Eserin bu ikinci cildi, opera sanatının 18. yüzyıl sonlarındaki Romantik Opera ve Verdi döneminden başlayarak 20. yüzyıl başlarına kadar gelen 150 yıllık tarihini incelemektedir. Bu ciltte 100'den fazla besteciye ve onların belli başlı eserlerine yer verilmiştir.
(Arka Kapak)
Müzik kültürünün önemli bir kolu olan opera sanatı, ulusların uygarlık yarışındaki yerlerini belirlemede olağanüstü rolü olan bir yaratıştır. Bu yüzden de Atatürk, Bir ulusun yeni değişikliğinde ölçü, musikide değişikliği alabilmesi, kavrayabilmedir demiş ve onun bu kanısı, Ankara'da bir devlet konservatuvarının, sonra da devlet opera ve balesinin kurulmasına olanak sağlamıştır. Demek ki Türkiye'miz, müzik sanatında da çağdaş uygarlık düzeyine bir an önce ulaşabilme inancıyla, gerekli adımı atmakta gecikmemiş, bunun sonucu olarak da devlet operası, devlet konservatuvarının kuruluş tarihinden bu yana 53. yılını da, başarıyla geride bırakmıştır.

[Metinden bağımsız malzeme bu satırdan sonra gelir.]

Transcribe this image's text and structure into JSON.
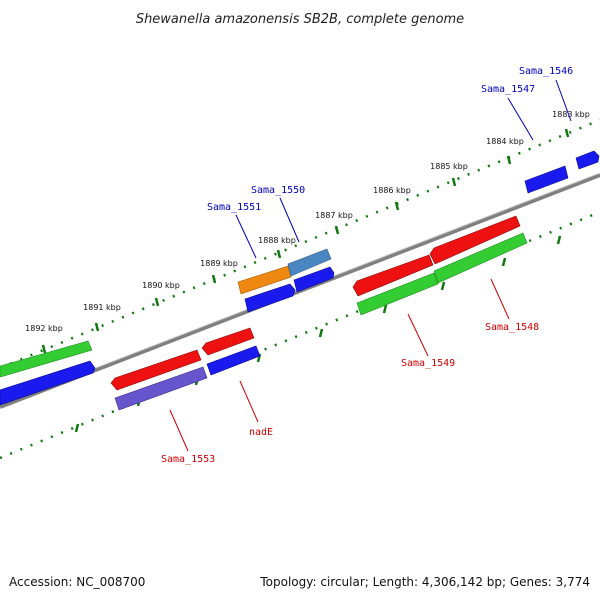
{
  "title": "Shewanella amazonensis SB2B, complete genome",
  "footer": {
    "accession": "Accession: NC_008700",
    "summary": "Topology: circular; Length: 4,306,142 bp; Genes: 3,774"
  },
  "colors": {
    "backbone": "#808080",
    "ticks": "#117711",
    "forward_label": "#0000bb",
    "reverse_label": "#cc0000",
    "red": "#ee1111",
    "green": "#33cc33",
    "blue": "#1a1aee",
    "orange": "#ee8811",
    "steelblue": "#4a86c0",
    "purple": "#6655cc"
  },
  "scale_labels": [
    "1883 kbp",
    "1884 kbp",
    "1885 kbp",
    "1886 kbp",
    "1887 kbp",
    "1888 kbp",
    "1889 kbp",
    "1890 kbp",
    "1891 kbp",
    "1892 kbp"
  ],
  "gene_labels": {
    "sama_1546": "Sama_1546",
    "sama_1547": "Sama_1547",
    "sama_1550": "Sama_1550",
    "sama_1551": "Sama_1551",
    "sama_1548": "Sama_1548",
    "sama_1549": "Sama_1549",
    "nade": "nadE",
    "sama_1553": "Sama_1553"
  }
}
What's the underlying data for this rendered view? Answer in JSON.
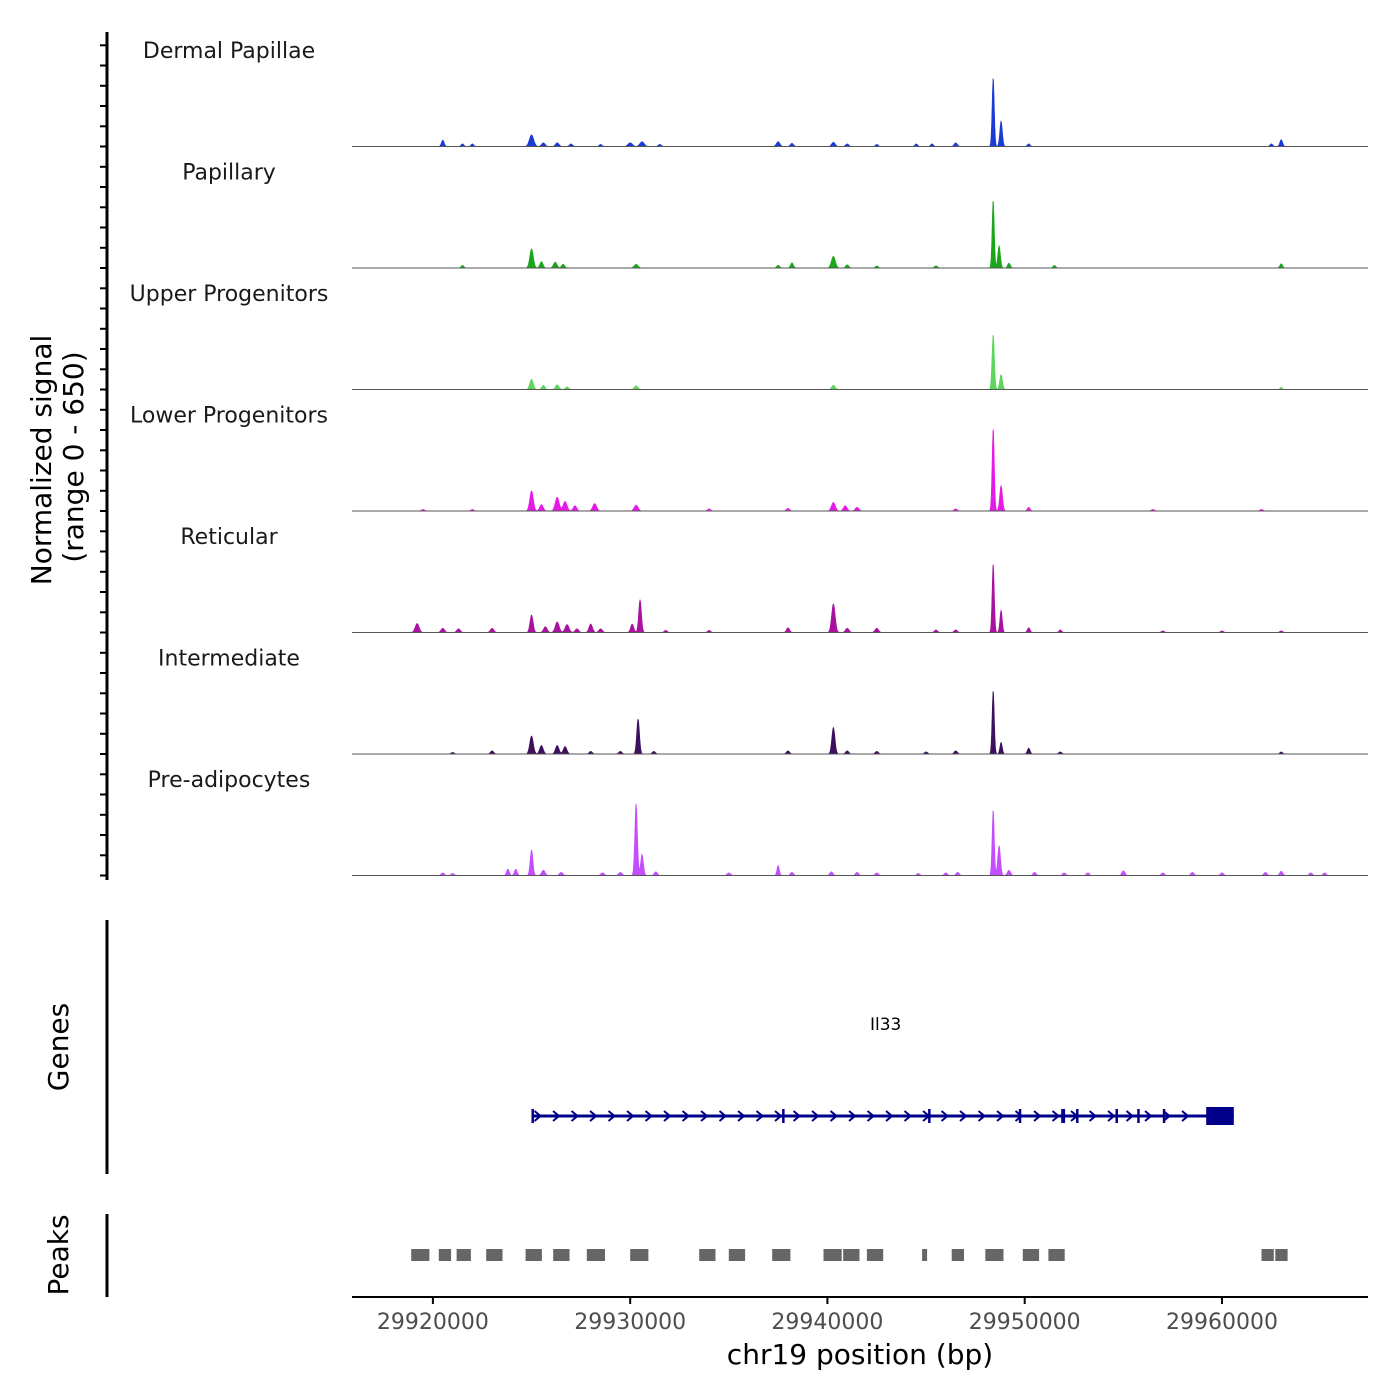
{
  "chart_data": {
    "type": "area",
    "chromosome": "chr19",
    "xlabel": "chr19 position (bp)",
    "xlim": [
      29915900,
      29967400
    ],
    "xticks": [
      29920000,
      29930000,
      29940000,
      29950000,
      29960000
    ],
    "xtick_labels": [
      "29920000",
      "29930000",
      "29940000",
      "29950000",
      "29960000"
    ],
    "ylabel_line1": "Normalized signal",
    "ylabel_line2": "(range 0 - 650)",
    "ylim": [
      0,
      650
    ],
    "track_labels": {
      "genes": "Genes",
      "peaks": "Peaks"
    },
    "signal_start": 29916000,
    "signal_end": 29965500,
    "tracks": [
      {
        "name": "Dermal Papillae",
        "color": "#1a3bd6",
        "peaks": [
          [
            29920500,
            60,
            70
          ],
          [
            29921500,
            25,
            70
          ],
          [
            29922000,
            25,
            70
          ],
          [
            29925000,
            110,
            110
          ],
          [
            29925600,
            35,
            90
          ],
          [
            29926300,
            35,
            90
          ],
          [
            29927000,
            25,
            80
          ],
          [
            29928500,
            20,
            70
          ],
          [
            29930000,
            35,
            110
          ],
          [
            29930600,
            45,
            110
          ],
          [
            29931500,
            20,
            80
          ],
          [
            29937500,
            45,
            90
          ],
          [
            29938200,
            30,
            80
          ],
          [
            29940300,
            40,
            90
          ],
          [
            29941000,
            25,
            80
          ],
          [
            29942500,
            20,
            70
          ],
          [
            29944500,
            25,
            70
          ],
          [
            29945300,
            25,
            70
          ],
          [
            29946500,
            35,
            80
          ],
          [
            29948400,
            650,
            55
          ],
          [
            29948800,
            240,
            65
          ],
          [
            29950200,
            25,
            70
          ],
          [
            29962500,
            25,
            70
          ],
          [
            29963000,
            65,
            70
          ]
        ]
      },
      {
        "name": "Papillary",
        "color": "#1aa61a",
        "peaks": [
          [
            29921500,
            25,
            70
          ],
          [
            29925000,
            180,
            90
          ],
          [
            29925500,
            60,
            80
          ],
          [
            29926200,
            55,
            90
          ],
          [
            29926600,
            35,
            80
          ],
          [
            29930300,
            35,
            100
          ],
          [
            29937500,
            25,
            80
          ],
          [
            29938200,
            50,
            70
          ],
          [
            29940300,
            110,
            100
          ],
          [
            29941000,
            30,
            80
          ],
          [
            29942500,
            20,
            70
          ],
          [
            29945500,
            20,
            80
          ],
          [
            29948400,
            640,
            55
          ],
          [
            29948700,
            210,
            65
          ],
          [
            29949200,
            45,
            70
          ],
          [
            29951500,
            25,
            70
          ],
          [
            29963000,
            40,
            70
          ]
        ]
      },
      {
        "name": "Upper Progenitors",
        "color": "#5cd65c",
        "peaks": [
          [
            29925000,
            95,
            90
          ],
          [
            29925600,
            40,
            80
          ],
          [
            29926300,
            45,
            90
          ],
          [
            29926800,
            25,
            80
          ],
          [
            29930300,
            35,
            90
          ],
          [
            29940300,
            40,
            90
          ],
          [
            29948400,
            520,
            60
          ],
          [
            29948800,
            140,
            70
          ],
          [
            29963000,
            20,
            60
          ]
        ]
      },
      {
        "name": "Lower Progenitors",
        "color": "#e61ae6",
        "peaks": [
          [
            29919500,
            15,
            80
          ],
          [
            29922000,
            15,
            80
          ],
          [
            29925000,
            190,
            90
          ],
          [
            29925500,
            60,
            90
          ],
          [
            29926300,
            130,
            100
          ],
          [
            29926700,
            90,
            100
          ],
          [
            29927200,
            50,
            90
          ],
          [
            29928200,
            70,
            100
          ],
          [
            29930300,
            55,
            100
          ],
          [
            29934000,
            20,
            80
          ],
          [
            29938000,
            25,
            80
          ],
          [
            29940300,
            80,
            100
          ],
          [
            29940900,
            50,
            90
          ],
          [
            29941500,
            35,
            90
          ],
          [
            29946500,
            20,
            80
          ],
          [
            29948400,
            780,
            55
          ],
          [
            29948800,
            240,
            70
          ],
          [
            29950200,
            35,
            70
          ],
          [
            29956500,
            15,
            80
          ],
          [
            29962000,
            15,
            80
          ]
        ]
      },
      {
        "name": "Reticular",
        "color": "#a8129f",
        "peaks": [
          [
            29919200,
            85,
            100
          ],
          [
            29920500,
            40,
            90
          ],
          [
            29921300,
            35,
            90
          ],
          [
            29923000,
            40,
            90
          ],
          [
            29925000,
            165,
            80
          ],
          [
            29925700,
            55,
            90
          ],
          [
            29926300,
            100,
            100
          ],
          [
            29926800,
            75,
            100
          ],
          [
            29927300,
            35,
            90
          ],
          [
            29928000,
            80,
            90
          ],
          [
            29928500,
            35,
            90
          ],
          [
            29930100,
            80,
            80
          ],
          [
            29930500,
            310,
            70
          ],
          [
            29931800,
            20,
            80
          ],
          [
            29934000,
            20,
            80
          ],
          [
            29938000,
            45,
            80
          ],
          [
            29940300,
            270,
            90
          ],
          [
            29941000,
            40,
            90
          ],
          [
            29942500,
            40,
            90
          ],
          [
            29945500,
            25,
            80
          ],
          [
            29946500,
            25,
            80
          ],
          [
            29948400,
            650,
            55
          ],
          [
            29948800,
            210,
            60
          ],
          [
            29950200,
            45,
            70
          ],
          [
            29951800,
            25,
            70
          ],
          [
            29957000,
            15,
            80
          ],
          [
            29960000,
            15,
            80
          ],
          [
            29963000,
            15,
            80
          ]
        ]
      },
      {
        "name": "Intermediate",
        "color": "#3d0f5c",
        "peaks": [
          [
            29921000,
            15,
            80
          ],
          [
            29923000,
            30,
            80
          ],
          [
            29925000,
            170,
            90
          ],
          [
            29925500,
            80,
            90
          ],
          [
            29926300,
            80,
            90
          ],
          [
            29926700,
            70,
            90
          ],
          [
            29928000,
            25,
            80
          ],
          [
            29929500,
            25,
            80
          ],
          [
            29930400,
            330,
            70
          ],
          [
            29931200,
            25,
            80
          ],
          [
            29938000,
            30,
            80
          ],
          [
            29940300,
            250,
            80
          ],
          [
            29941000,
            30,
            80
          ],
          [
            29942500,
            25,
            80
          ],
          [
            29945000,
            20,
            80
          ],
          [
            29946500,
            30,
            80
          ],
          [
            29948400,
            600,
            55
          ],
          [
            29948800,
            110,
            60
          ],
          [
            29950200,
            55,
            70
          ],
          [
            29951800,
            20,
            80
          ],
          [
            29963000,
            20,
            70
          ]
        ]
      },
      {
        "name": "Pre-adipocytes",
        "color": "#c44dff",
        "peaks": [
          [
            29920500,
            25,
            80
          ],
          [
            29921000,
            20,
            80
          ],
          [
            29923800,
            60,
            70
          ],
          [
            29924200,
            60,
            70
          ],
          [
            29925000,
            240,
            70
          ],
          [
            29925600,
            50,
            90
          ],
          [
            29926500,
            30,
            90
          ],
          [
            29928600,
            25,
            90
          ],
          [
            29929500,
            30,
            90
          ],
          [
            29930300,
            680,
            65
          ],
          [
            29930600,
            200,
            70
          ],
          [
            29931300,
            35,
            80
          ],
          [
            29935000,
            25,
            90
          ],
          [
            29937500,
            95,
            60
          ],
          [
            29938200,
            30,
            80
          ],
          [
            29940200,
            35,
            80
          ],
          [
            29941500,
            30,
            80
          ],
          [
            29942500,
            25,
            80
          ],
          [
            29944600,
            20,
            80
          ],
          [
            29946000,
            25,
            80
          ],
          [
            29946600,
            30,
            80
          ],
          [
            29948400,
            620,
            55
          ],
          [
            29948700,
            280,
            70
          ],
          [
            29949200,
            50,
            80
          ],
          [
            29950500,
            30,
            80
          ],
          [
            29952000,
            25,
            80
          ],
          [
            29953200,
            25,
            80
          ],
          [
            29955000,
            45,
            80
          ],
          [
            29957000,
            25,
            80
          ],
          [
            29958500,
            30,
            80
          ],
          [
            29960000,
            25,
            80
          ],
          [
            29962200,
            30,
            80
          ],
          [
            29963000,
            40,
            80
          ],
          [
            29964500,
            25,
            80
          ],
          [
            29965200,
            25,
            80
          ]
        ]
      }
    ],
    "gene": {
      "name": "Il33",
      "start": 29925000,
      "end": 29960600,
      "strand": "+",
      "color": "#00008b",
      "exons": [
        [
          29925000,
          29925100
        ],
        [
          29937700,
          29937800
        ],
        [
          29945100,
          29945200
        ],
        [
          29949700,
          29949800
        ],
        [
          29951850,
          29952050
        ],
        [
          29952600,
          29952700
        ],
        [
          29954600,
          29954700
        ],
        [
          29955700,
          29955800
        ],
        [
          29957000,
          29957100
        ],
        [
          29959200,
          29960600
        ]
      ]
    },
    "peaks_bed": [
      [
        29918900,
        29919900
      ],
      [
        29920300,
        29921000
      ],
      [
        29921200,
        29922000
      ],
      [
        29922700,
        29923600
      ],
      [
        29924700,
        29925600
      ],
      [
        29926100,
        29927000
      ],
      [
        29927800,
        29928800
      ],
      [
        29930000,
        29931000
      ],
      [
        29933500,
        29934400
      ],
      [
        29935000,
        29935900
      ],
      [
        29937200,
        29938200
      ],
      [
        29939800,
        29940800
      ],
      [
        29940800,
        29941700
      ],
      [
        29942000,
        29942900
      ],
      [
        29944800,
        29945100
      ],
      [
        29946300,
        29947000
      ],
      [
        29948000,
        29949000
      ],
      [
        29949900,
        29950800
      ],
      [
        29951200,
        29952100
      ],
      [
        29962000,
        29962700
      ],
      [
        29962700,
        29963400
      ]
    ]
  }
}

Opera sanatının Rönesans'tan son çağlara kadar olan tarihsel gelişimi 1.ciltte ana hatlarıyla verilmeden önce, en baştaki giriş bölümünde operanın estetiğine, felsefesine, tarihin karanlıklarında kaybolan benzeri eylemlerin yorumuna değinen bilgileri işlemede yarar görülmüştür. Opera sanatının XVIII. yüzyıl sonlarından XX. yüzyıl başlarına kadar geçen 150 yıllık tarihini inceleyen bu kitapta, 100'den fazla sanatçıyla pek çok önemli esere değinilmiş ve literatürde yer alan belli başlı operaların yorumları yapılmıştır.